Welch is being challenged for his seat this year by Republican Mark Donka, a law enforcement officer who retired from the Hartford police Department after 18 years and now works for the Woodstock police department. Donka served on the select board in Hartford, but this is his first run for a major office.

His is a long-shot bid, but he says if elected he would find a way to bypass the party-line stand-offs on crucial issues like the budget. He promises to introduce a bill establishing a bi-partisan commission to reduce excess government spending.

"Anyone on the commission could not be sitting in Congress or the Senate; they could not be elected." Donka envisions a commission that would read through the budget, line-by-line, looking for cuts and efficiencies. "And part of the bill would also include that when they came back with this waste or redundancy or anywhere where we could cut, Congress would have to enact 75 percent of those cuts."

But Donka’s calls his proposal a bi-partisan bill but hopes to enact it with a not very bi-partisan strategy. "I’m a Republican and right now it’s a Republican Congress."

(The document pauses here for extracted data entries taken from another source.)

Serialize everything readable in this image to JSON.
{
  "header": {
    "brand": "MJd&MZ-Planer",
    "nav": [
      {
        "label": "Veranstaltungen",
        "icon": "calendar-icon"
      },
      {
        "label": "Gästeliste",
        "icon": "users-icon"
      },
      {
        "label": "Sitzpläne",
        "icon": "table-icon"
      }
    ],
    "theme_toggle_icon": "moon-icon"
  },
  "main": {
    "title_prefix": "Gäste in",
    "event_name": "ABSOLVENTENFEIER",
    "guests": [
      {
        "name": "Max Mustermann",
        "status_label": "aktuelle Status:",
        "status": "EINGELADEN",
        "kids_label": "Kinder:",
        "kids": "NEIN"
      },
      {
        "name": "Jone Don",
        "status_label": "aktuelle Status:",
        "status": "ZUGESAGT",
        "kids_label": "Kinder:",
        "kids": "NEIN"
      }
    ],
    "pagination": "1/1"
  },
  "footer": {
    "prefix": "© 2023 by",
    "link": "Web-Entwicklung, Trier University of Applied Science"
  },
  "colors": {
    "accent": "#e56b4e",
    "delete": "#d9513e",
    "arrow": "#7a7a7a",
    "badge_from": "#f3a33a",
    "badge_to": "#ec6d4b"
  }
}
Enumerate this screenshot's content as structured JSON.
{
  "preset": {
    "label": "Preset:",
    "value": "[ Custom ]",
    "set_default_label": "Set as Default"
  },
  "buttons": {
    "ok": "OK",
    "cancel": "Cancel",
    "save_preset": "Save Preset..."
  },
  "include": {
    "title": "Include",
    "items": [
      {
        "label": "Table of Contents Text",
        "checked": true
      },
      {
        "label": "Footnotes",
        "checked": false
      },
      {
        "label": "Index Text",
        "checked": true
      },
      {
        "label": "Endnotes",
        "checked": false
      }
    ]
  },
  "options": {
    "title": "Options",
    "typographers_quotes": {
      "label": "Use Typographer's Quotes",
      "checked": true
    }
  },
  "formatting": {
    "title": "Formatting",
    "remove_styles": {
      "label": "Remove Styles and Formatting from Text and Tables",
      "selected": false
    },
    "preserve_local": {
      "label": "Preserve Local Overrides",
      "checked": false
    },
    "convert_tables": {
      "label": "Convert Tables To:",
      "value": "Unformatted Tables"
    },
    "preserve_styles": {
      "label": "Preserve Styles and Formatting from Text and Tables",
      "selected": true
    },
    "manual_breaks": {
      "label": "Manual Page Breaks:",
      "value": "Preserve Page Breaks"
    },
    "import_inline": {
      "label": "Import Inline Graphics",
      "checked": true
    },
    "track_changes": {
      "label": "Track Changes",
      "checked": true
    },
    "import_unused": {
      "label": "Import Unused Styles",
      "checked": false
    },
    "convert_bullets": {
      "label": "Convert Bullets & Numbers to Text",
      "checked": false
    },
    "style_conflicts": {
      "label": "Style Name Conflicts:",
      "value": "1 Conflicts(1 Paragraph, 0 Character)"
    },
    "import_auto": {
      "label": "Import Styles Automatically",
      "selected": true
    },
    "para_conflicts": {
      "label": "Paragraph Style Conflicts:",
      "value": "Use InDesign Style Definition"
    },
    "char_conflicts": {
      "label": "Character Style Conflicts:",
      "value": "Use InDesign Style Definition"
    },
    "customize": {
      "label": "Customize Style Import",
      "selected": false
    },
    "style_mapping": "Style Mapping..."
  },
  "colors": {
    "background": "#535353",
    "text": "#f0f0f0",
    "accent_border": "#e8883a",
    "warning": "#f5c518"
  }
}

Donka and Welch agree that the tax code needs to be reformed. Donka says he’d like to see a two-tiered tax rate and a focus on closing tax loopholes. Welch says the emphasis should be on rebalancing the tax code to avoid wealthy citizens paying a lower effective tax rate than middle and lower-class Americans.

Peter Welch expressed frustration that the renewal of the Farm Bill stalled after being passed out of the House Agriculture Committee, which he serves on. He opposes the more than $16 billion in cuts to the food benefit program that were included in the House version of the bill but says if the bill came to the floor he would vote yes and then hope that the cuts were revised downward when the House and Senate versions were reconciled.

Donka thinks the food stamp program should be separate from the farm bill and significantly reformed. But he was unsure of how much he thinks is appropriate to cut from the program.

The candidates did agree on the need to look carefully at the Pentagon budget for major spending but support the F-35 fighter jet program. They would both like to see the jets based in Burlington.

The candidates sparred over marriage rights-Welch says he supports same sex marriage at the federal level; Donka does not. They also disagreed on energy policy and the need to add more domestic oil drilling to our national portfolio.